Выбрать главу

Весь стол ее был уставлен самоваром, кофейником, кринками со сливками и молоком и целым подносом только что испеченных и еще горячих сдобных булочек и каких-то превкусных крендельков.

После чая мы с Ольгой принялись осматривать старый дом. Это была огромная деревянная постройка, старая, но недурно сохранившаяся. Мы высчитали, что из этого дома можно бы было выкроить не менее четырех небольших городских квартир. Все было сделано прочно и массивно, хотя и требовало очень серьезного ремонта.

Дядя жил в старом доме, но, покидая усадьбу, он почему-то распорядился, чтобы там никто не жил, и чтобы управляющий выстроил себе отдельный флигель.

С левой стороны коридора, ведущего с рогового крыльца, была целая квартирка из трех светлых, солнечных комнат. С правой стороны того же коридора находилось занимаемое нами помещение. Рядом с той большой пустой комнатой, о которой я уже упоминал, была огромная передняя с дверью на другую террасу, сплошь обросшую виноградом. Двумя или тремя ступеньками она спускалась на просторную площадку. Здесь, вероятно, был прежде цветник, но теперь вся площадка была покрыта густо разросшейся травой и кустарником.

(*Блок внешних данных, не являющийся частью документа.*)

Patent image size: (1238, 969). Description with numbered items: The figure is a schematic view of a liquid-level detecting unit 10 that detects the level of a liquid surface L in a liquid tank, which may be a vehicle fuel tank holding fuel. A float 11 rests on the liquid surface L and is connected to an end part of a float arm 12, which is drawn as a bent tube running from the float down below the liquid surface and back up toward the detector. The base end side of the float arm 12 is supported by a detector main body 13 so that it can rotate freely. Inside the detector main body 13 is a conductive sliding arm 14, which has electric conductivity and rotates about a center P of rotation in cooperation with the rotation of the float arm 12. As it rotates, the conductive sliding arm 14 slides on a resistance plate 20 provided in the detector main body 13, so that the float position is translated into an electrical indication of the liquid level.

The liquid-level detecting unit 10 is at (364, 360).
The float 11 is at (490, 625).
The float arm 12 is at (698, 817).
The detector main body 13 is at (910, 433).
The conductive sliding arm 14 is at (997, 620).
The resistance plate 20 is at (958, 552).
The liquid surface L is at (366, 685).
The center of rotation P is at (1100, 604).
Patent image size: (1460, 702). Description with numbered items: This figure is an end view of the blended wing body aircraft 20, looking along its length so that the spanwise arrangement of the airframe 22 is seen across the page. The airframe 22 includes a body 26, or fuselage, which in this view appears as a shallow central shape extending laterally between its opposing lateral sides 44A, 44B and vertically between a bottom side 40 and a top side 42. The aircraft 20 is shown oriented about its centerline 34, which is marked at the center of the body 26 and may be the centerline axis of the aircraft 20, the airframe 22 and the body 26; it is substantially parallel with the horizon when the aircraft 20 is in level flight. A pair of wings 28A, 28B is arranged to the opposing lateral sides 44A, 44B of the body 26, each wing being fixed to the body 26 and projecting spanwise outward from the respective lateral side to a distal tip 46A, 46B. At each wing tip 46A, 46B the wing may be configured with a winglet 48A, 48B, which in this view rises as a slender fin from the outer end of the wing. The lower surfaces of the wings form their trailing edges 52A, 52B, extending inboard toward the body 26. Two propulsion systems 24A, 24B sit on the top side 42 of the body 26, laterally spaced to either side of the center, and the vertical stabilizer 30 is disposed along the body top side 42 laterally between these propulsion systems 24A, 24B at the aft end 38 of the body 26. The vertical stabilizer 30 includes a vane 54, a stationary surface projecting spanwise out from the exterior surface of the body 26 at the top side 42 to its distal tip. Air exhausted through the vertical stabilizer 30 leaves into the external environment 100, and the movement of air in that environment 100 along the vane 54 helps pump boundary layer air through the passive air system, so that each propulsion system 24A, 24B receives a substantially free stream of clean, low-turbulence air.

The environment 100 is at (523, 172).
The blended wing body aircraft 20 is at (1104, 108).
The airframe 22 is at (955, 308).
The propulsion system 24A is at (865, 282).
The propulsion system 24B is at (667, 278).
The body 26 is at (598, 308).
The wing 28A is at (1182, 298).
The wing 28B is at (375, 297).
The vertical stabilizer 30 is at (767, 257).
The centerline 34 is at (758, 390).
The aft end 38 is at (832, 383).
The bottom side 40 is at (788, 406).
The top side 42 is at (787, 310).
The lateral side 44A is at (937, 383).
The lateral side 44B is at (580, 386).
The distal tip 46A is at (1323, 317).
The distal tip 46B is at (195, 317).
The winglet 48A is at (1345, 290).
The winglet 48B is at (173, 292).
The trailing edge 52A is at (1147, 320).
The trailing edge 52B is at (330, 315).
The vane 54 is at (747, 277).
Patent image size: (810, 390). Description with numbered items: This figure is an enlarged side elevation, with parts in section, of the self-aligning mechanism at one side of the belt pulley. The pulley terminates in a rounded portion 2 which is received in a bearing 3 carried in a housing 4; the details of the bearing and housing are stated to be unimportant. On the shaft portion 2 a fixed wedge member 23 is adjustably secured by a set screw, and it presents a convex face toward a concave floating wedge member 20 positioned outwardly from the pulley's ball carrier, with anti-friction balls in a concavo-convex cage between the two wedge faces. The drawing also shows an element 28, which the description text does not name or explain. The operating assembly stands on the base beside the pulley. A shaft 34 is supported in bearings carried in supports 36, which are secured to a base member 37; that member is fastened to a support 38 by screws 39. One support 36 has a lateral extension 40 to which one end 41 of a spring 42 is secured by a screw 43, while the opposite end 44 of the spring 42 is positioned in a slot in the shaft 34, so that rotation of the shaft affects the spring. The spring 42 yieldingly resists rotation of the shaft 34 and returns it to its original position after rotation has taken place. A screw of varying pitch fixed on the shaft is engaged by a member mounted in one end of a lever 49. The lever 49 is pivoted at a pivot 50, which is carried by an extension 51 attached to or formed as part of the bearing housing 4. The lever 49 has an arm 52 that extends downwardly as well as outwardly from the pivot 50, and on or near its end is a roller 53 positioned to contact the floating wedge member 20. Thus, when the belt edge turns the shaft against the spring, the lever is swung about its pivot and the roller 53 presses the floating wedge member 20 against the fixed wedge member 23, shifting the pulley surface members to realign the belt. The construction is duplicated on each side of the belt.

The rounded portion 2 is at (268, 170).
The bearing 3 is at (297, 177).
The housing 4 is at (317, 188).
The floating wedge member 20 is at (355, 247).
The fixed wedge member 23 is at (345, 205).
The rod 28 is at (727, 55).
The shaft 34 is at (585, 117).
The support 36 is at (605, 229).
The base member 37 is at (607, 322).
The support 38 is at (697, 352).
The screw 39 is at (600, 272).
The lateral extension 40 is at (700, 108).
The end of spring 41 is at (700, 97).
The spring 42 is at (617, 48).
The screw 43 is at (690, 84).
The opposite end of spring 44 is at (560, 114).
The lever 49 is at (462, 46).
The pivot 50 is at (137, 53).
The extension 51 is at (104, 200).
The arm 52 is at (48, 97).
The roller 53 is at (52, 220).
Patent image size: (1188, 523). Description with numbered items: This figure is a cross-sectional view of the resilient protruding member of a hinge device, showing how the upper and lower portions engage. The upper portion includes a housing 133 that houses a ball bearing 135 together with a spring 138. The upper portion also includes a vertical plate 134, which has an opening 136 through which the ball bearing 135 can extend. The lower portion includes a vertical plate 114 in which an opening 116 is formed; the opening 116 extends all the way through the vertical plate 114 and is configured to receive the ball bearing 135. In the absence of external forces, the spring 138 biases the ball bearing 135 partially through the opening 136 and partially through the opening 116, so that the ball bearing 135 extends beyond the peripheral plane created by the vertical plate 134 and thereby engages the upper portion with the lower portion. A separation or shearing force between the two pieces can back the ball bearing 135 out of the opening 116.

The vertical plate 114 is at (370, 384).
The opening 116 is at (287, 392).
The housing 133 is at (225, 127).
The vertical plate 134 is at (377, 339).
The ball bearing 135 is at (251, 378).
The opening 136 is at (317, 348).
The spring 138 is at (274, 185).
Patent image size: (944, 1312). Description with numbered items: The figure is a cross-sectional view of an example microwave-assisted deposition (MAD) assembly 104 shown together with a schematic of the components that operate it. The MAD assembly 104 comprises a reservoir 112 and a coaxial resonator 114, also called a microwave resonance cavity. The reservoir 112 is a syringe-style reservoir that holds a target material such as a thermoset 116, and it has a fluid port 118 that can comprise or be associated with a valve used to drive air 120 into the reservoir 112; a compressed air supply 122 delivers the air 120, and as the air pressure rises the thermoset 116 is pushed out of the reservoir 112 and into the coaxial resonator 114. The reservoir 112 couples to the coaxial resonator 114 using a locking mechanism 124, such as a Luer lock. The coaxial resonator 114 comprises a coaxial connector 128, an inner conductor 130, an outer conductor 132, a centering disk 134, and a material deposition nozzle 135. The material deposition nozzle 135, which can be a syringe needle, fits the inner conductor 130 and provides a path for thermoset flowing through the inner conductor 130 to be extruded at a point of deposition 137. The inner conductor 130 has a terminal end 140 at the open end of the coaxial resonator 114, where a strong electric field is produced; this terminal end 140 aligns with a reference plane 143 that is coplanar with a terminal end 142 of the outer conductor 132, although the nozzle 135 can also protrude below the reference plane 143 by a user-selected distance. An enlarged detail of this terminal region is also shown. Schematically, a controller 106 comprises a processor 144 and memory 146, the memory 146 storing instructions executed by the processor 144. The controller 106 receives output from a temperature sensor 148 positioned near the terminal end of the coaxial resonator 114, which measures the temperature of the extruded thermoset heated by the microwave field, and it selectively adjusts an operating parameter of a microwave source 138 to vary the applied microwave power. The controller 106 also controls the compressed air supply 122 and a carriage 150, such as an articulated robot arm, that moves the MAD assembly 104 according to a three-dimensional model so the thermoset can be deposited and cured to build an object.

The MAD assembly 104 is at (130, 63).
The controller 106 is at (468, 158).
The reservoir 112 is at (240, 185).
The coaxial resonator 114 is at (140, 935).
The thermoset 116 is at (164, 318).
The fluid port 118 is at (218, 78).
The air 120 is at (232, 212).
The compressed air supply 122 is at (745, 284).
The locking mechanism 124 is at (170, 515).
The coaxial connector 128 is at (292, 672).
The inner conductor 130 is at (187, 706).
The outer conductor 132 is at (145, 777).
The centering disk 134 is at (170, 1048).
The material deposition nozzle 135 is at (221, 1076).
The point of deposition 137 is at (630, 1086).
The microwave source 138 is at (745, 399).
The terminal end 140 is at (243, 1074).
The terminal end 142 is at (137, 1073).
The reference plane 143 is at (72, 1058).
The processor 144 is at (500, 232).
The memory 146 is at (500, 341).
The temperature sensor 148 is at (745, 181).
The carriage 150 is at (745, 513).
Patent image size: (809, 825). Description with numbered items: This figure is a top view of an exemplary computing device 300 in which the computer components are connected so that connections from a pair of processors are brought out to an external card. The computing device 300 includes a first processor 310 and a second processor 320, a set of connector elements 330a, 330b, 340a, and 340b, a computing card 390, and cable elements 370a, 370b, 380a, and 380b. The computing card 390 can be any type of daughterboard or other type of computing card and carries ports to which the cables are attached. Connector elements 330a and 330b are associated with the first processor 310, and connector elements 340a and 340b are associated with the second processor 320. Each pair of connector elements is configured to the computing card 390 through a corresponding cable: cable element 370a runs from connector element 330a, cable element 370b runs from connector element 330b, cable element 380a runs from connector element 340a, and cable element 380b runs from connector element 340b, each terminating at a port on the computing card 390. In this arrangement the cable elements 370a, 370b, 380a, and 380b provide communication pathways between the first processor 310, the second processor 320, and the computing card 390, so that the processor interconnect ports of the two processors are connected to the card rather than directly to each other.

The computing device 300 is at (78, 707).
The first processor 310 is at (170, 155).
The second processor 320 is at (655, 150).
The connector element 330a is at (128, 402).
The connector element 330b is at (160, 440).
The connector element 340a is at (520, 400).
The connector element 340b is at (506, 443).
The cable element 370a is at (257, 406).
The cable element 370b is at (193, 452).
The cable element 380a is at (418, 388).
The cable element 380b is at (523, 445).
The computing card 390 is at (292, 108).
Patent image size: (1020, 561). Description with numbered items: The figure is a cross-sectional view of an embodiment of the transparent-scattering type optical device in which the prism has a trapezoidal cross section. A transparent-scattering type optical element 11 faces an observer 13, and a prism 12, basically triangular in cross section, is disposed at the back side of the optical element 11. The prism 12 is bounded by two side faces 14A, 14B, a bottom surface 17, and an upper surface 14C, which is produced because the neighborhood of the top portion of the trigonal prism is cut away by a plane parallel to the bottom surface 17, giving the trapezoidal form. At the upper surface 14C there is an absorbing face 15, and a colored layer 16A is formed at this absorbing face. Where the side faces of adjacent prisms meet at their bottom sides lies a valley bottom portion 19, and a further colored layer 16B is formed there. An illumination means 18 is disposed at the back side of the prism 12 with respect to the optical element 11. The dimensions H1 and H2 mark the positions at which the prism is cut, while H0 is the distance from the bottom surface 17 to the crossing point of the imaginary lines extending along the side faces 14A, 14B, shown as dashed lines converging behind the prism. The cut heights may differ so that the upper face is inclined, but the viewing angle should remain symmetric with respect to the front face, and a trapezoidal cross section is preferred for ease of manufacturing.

Далее, по направлению к воротам, ведущим к деревне, раскинулся большой фруктовый сад.

За передней было несколько проходных комнат до конца дома. Левее их тянулся второй коридор, выходивший на небольшую открытую террасу в другую, еще большую часть сада, состоящую из сплошной гущи лип, вязов и разных диких деревьев.

Немного отступя от этой террасы, начиналась прямая липовая аллея, терявшаяся в глуши деревьев.

С другой стороны коридора были опять комнаты, и из этого же коридора выходила дверь в сени, которые отделяли кухню и комнаты для прислуги от главного корпуса дома.

Словом, это был преинтересный лабиринт из в большинстве случаев пустых, а частью занятых старинной обстановкой комнат.

На стенах кое-где висели картины и портреты, которые не представляли из себя никакого интереса, но в самой последней, угловой комнате, считая от виноградной террасы и обращенной в сторону дикого сада, я обратил особенное внимание на висевший на стене портрет. Он был вделан в большую, черную, покрытую пылью раму и был, по-видимому, очень стар.

На портрете этом была изображена какая-то девушка, а может быть, и очень молодая женщина с немного смуглым цветом лица и черными волосами, которые курчавыми локонами спускались на ее лоб и уши.

Лицо этой женщины было необыкновенно красиво, а особенно ее темно-синие глаза, но глаза эти смотрели на вас как то слишком пристально, и в них чувствовалось выражение какой-то мольбы, смешанной с упреком.

Осматривая эту комнату, я несколько раз взглядывал на портрет, и всюду эти глаза преследовали меня своим упорным взглядом.

Когда я выходил из комнаты, я опять взглянул на портрет: глаза женщины точно повернулись в мою сторону и продолжали смотреть на меня каким-то неотвязчивым взглядом. Я удержал Ольгу за плечо и указал ей на портрет.

— Я видела, — сказала она, — очень красивая головка; вероятно, еврейка, но зачем она так пристально смотрит; даже неприятно… — и я вдруг почувствовал, что по плечам девушки пробежала мелкая дрожь. Я обнял ее покрепче, и мы отправились в другие комнаты продолжать наш осмотр.

Я не хочу забегать вперед, но должен сознаться, что этот странный портрет, с его упорным взглядом, с его мольбой и упреком в глазах, произвел на меня сильное впечатление, и позднее, пока еще не начали развертываться события, которые чуть не стоили нам с Ольгой жизни, я нет-нет, да и заходил в описанную комнату, чтобы взглянуть на портрет еврейки.

После обеда, на котором пани Вильгельмина опять проявила свое искусство, столь свойственное польским хозяйкам, мы с Ольгой отправились в сад.

Нас хотел сопровождать пан Тадеуш, но предполагая, что он после обеда любит отдохнуть, мы пошли одни.

В сад мы вышли через виноградную террасу и направились влево, в сторону дикого сада. Туда вела дорожка, проходившая под окнами всего дома; она выходила на длинную липовую аллею, начинающуюся против открытой террасы.

Насколько вся усадьба была в полном порядке, настолько сад был запущен, что, конечно, объяснялось тем, что пан Тадеуш не усматривал в нем доходной статьи имения и не почитал себя вправе производить расходы на поддержание сада в порядке.

Деревья, кустарники и сорные травы разрослись непролазной гущей, а самая аллея, по которой мы шли, превратилась в какой-то туннель с зеленой крышей, сквозь которую солнце совсем не проникало.

Постепенно понижаясь, аллея вывела нас на небольшую площадку. Мы остановились и осмотрелись кругом.